Hopefully you have had to read Part 1 of using the SyncBack freeware application. In this article I will cover some of the more advanced features of SyncBack and also the benefits of the paid version of SyncBack SE.
All of the screenshots in this article are taken from SyncBackSE. First launch SyncBack and go to Profiles New
Type in a name for this synchronization profile.
For the next screen you will have three choices for Backup, Synchronize, or creating a Group. The Group option is exclusive to SyncBackSE. It allows multiple backup and Sync profiles to be grouped together and ran at the same time.
One thing to point out on the next screen is the ability to sync your files with an FTP site which comes in very handy in a business environment. In this example I am going to sync my local drive with an external so I select No FTP.

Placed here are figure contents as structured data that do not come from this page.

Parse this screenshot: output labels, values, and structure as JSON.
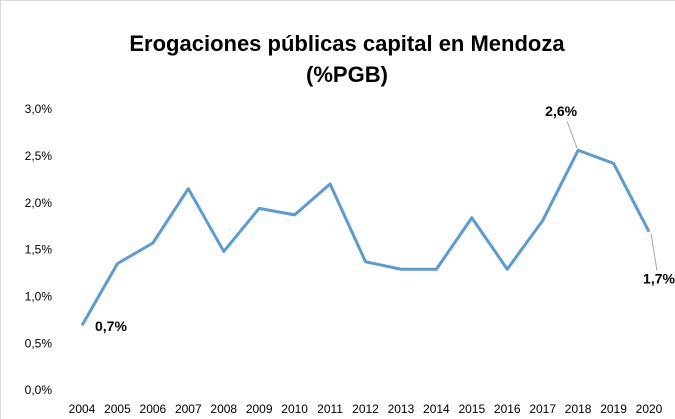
{
  "chart_data": {
    "type": "line",
    "title": "Erogaciones públicas capital en Mendoza",
    "subtitle": "(%PGB)",
    "categories": [
      "2004",
      "2005",
      "2006",
      "2007",
      "2008",
      "2009",
      "2010",
      "2011",
      "2012",
      "2013",
      "2014",
      "2015",
      "2016",
      "2017",
      "2018",
      "2019",
      "2020"
    ],
    "series": [
      {
        "name": "Erogaciones públicas capital",
        "color": "#5b9bd5",
        "values": [
          0.7,
          1.36,
          1.58,
          2.16,
          1.49,
          1.95,
          1.88,
          2.21,
          1.38,
          1.3,
          1.3,
          1.85,
          1.3,
          1.82,
          2.57,
          2.43,
          1.7
        ],
        "value_labels": [
          "0,7%",
          null,
          null,
          null,
          null,
          null,
          null,
          null,
          null,
          null,
          null,
          null,
          null,
          null,
          "2,6%",
          null,
          "1,7%"
        ]
      }
    ],
    "ylim": [
      0,
      3
    ],
    "yticks": [
      {
        "value": 0,
        "label": "0,0%"
      },
      {
        "value": 0.5,
        "label": "0,5%"
      },
      {
        "value": 1,
        "label": "1,0%"
      },
      {
        "value": 1.5,
        "label": "1,5%"
      },
      {
        "value": 2,
        "label": "2,0%"
      },
      {
        "value": 2.5,
        "label": "2,5%"
      },
      {
        "value": 3,
        "label": "3,0%"
      }
    ],
    "grid": false
  }
}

OK, now we need to select the files to synchronize and create a description of where the data is located. On the following screen do the same for where the other files are.
After everything is in place you will get a full description of your synchronization setup.

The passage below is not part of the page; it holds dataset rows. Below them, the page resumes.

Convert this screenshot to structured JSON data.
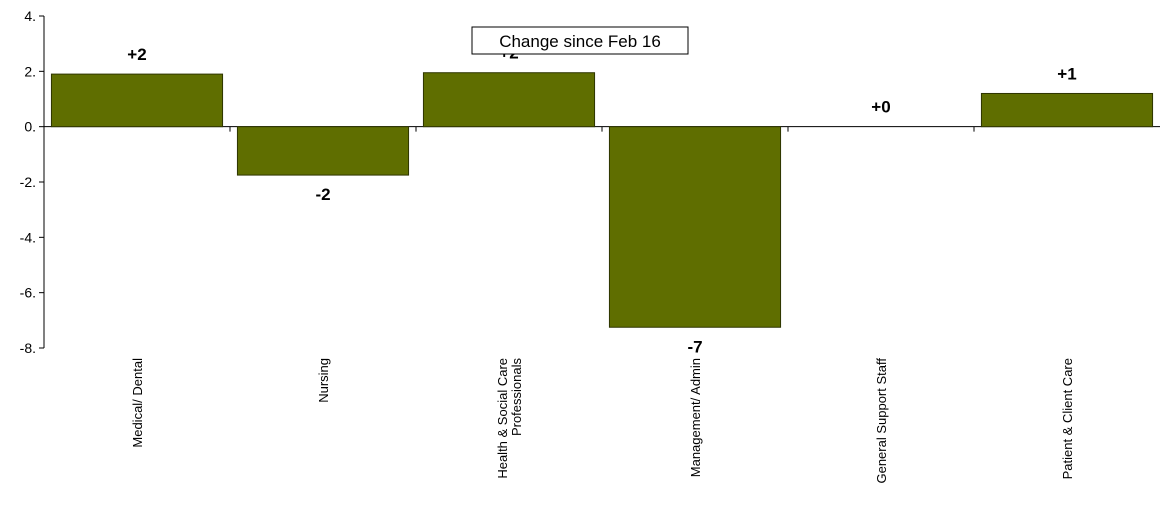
{
  "chart_data": {
    "type": "bar",
    "title": "Change since Feb 16",
    "categories": [
      [
        "Medical/ Dental"
      ],
      [
        "Nursing"
      ],
      [
        "Health & Social Care",
        "Professionals"
      ],
      [
        "Management/ Admin"
      ],
      [
        "General Support Staff"
      ],
      [
        "Patient & Client Care"
      ]
    ],
    "values": [
      1.9,
      -1.75,
      1.95,
      -7.25,
      0.0,
      1.2
    ],
    "data_labels": [
      "+2",
      "-2",
      "+2",
      "-7",
      "+0",
      "+1"
    ],
    "y_ticks": [
      "4.",
      "2.",
      "0.",
      "-2.",
      "-4.",
      "-6.",
      "-8."
    ],
    "ylim": [
      -8,
      4
    ],
    "grid": false,
    "legend": "none",
    "bar_color": "#5f6e00",
    "bar_edge": "#2e3500"
  }
}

If everything looks good then go ahead and save the settings and sync away. Otherwise there are several additional options to choose from before and after creating the sync profile. One of the more important in my opinion is Schedule.

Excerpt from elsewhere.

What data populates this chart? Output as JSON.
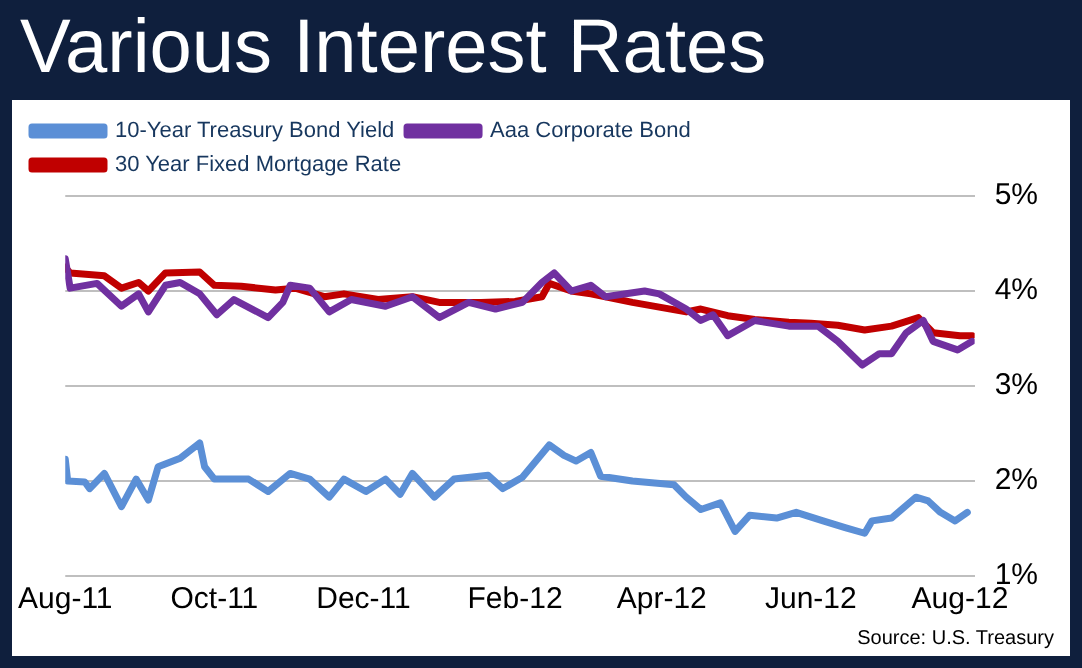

Before the initial Synchronization process you will get a report of what will be affected. As with the backup you have the option to run a simulation.
There will be a progress bar displayed while you run the synchronization of files.
After each successful synchronization you can pull up a nicely organized log file for review.
I am usually very hesitant to recommend “pay for” software unless it is warranted and SyncBackSE is certainly worth the $30 for the license. You can view what is included with the pay version HERE. The options and flexibility this synchronization and backup utility are virtually endless.